The one-day event at the University of the West of England (UWE), Bristol will feature prominent speakers, including Juliet Lyon, Director of the Prison Reform Trust and Secretary General of Penal Reform International, and Professor Rod Morgan, former Chair of the Youth Justice Board for England and Wales.
The conference, called Making Society Just, will be hosted on 1 February by the South West Offender Health Research Network, commissioned by and in partnership with Offender Health South West, (NHS/DH South West). It will be held in UWE’s Exhibition and Conference Centre.
The conference will bring together representatives from across the South West region and the UK who work with people in the criminal justice system, to explore ways that the public sector and voluntary or community sector (VCS) organisations can work better together to deliver health and social care services for offenders. Voluntary organisations that span health, social care, education, mentoring and outreach projects involved directly with people in the criminal justice system, including Clinks, NACRO and arts charities such as the Dance Academy and Live Music Now will be represented.
Organiser Nick de Viggiani said, “The coalition Government’s ‘Big Society’ political and economic goal is to reduce public spending by shrinking the public sector and engaging more effectively with voluntary, community and independent sector organisations. In the field of criminal justice, this implies the transfer of health, social welfare, education and resettlement activities to providers beyond the public sector.
“The involvement of VCS organisations with offenders and ex-offenders is not new, but the implication is for a wider playing field where organisations may openly bid for tenders, whilst demonstrating they can meet outcomes, address unmet need, and provide cost savings. Essentially, for a provider to bid for a tender, it should be able to demonstrate that it can effectively provide what it purports to provide, whether this be healthcare, education, social care, resettlement or reducing re-offending. A significant gap in this strategy is the lack of good evidence of what works.

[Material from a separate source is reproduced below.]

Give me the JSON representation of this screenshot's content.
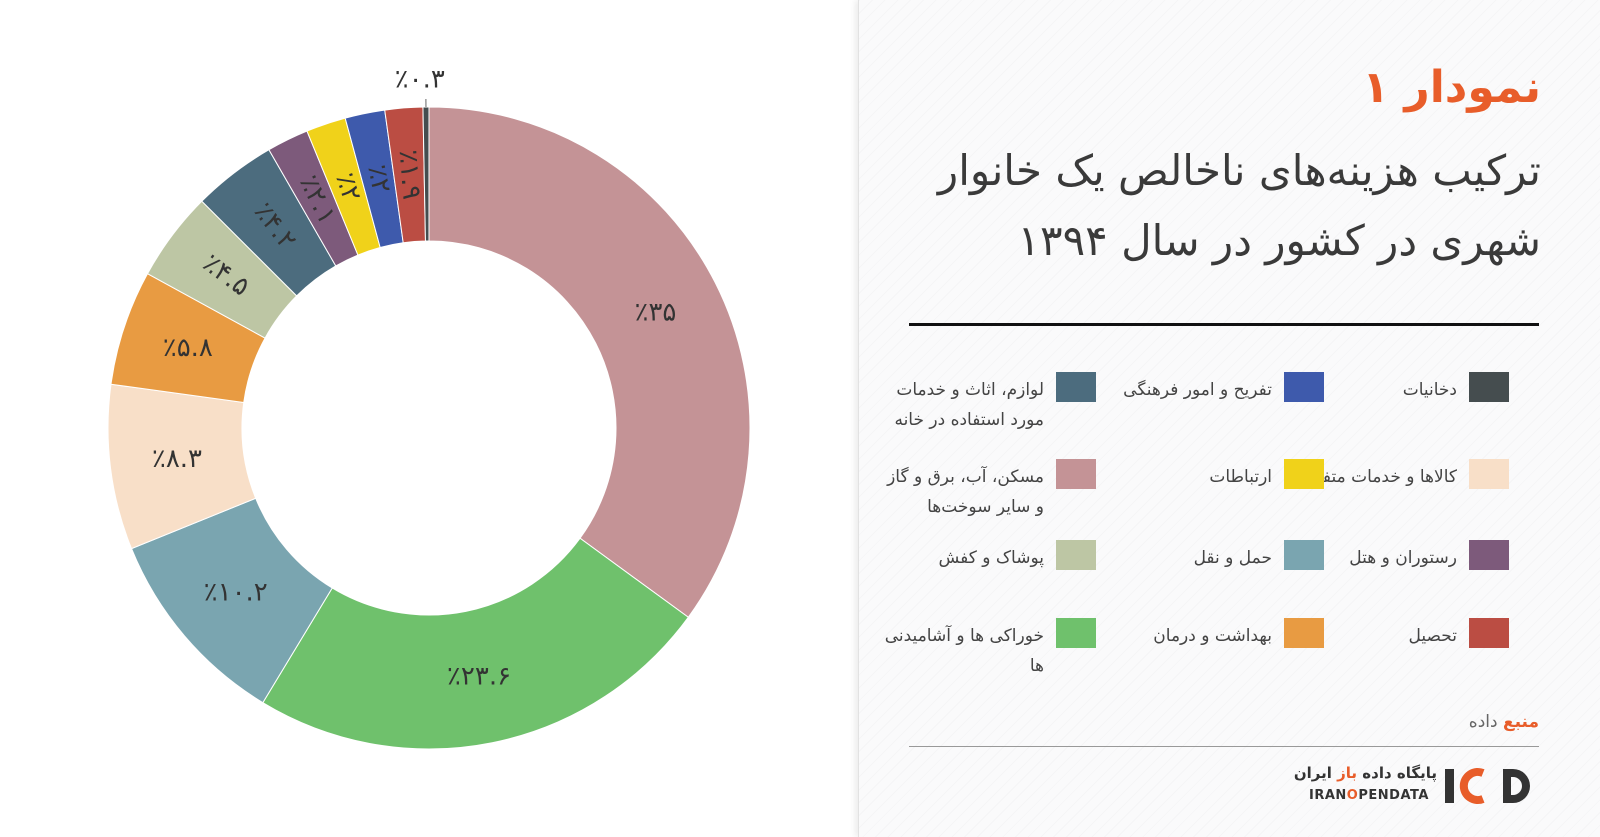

“We have therefore organised the conference to debate the implications of the ‘Big Society’ reforms for the future of criminal justice services. Our goal is to discuss how to deliver effective, evidence-based practice, and we will showcase examples of best practice to demonstrate where the VCS organisations are already working with people in the criminal justice system.
“A high proportion of people in the criminal system have complex health, social and welfare needs, many with chaotic backgrounds and histories. Voluntary and community sector organisations are highly experienced in dealing with the needs of offenders and can provide valuable interventions for people across the system, where conventional services struggle to engage effectively with offenders.
“We hope the conference will appeal to anyone working with people in the criminal justice system. VCS organisations who work with people in the criminal justice system will be able to share their experiences and join in the debate over the future of criminal justice provision. We expect that delegates will comprise a rich mix of people working within prisons, probation, the courts, the police service, youth justice, universities and the NHS.”
The conference will be chaired by Professor Rod Morgan, former Chair of the Youth Justice Board for England and Wales, and speakers will include Neil Carmichael, Conservative MP for Stroud; Juliet Lyon CBE, Director of Prison Reform Trust and Secretary General of Penal Reform International; Clive Martin, Director of Clinks; Lynn Emslie, Head of Offender Health for NHS South West, and Ali Smith, Director of Live Music Now South West.
Lynn Emslie said, “Making Society Just is the second of two events held in the South West in order to explore the concept of the Big Society and inform and influence effective partnership working. In line with current Government thinking, the public, private and voluntary sectors need to develop systems which will enable those people who are in contact with the criminal justice agencies to access timely, appropriate and cost effective services in order decrease health in-equalities and reduce re-offending.”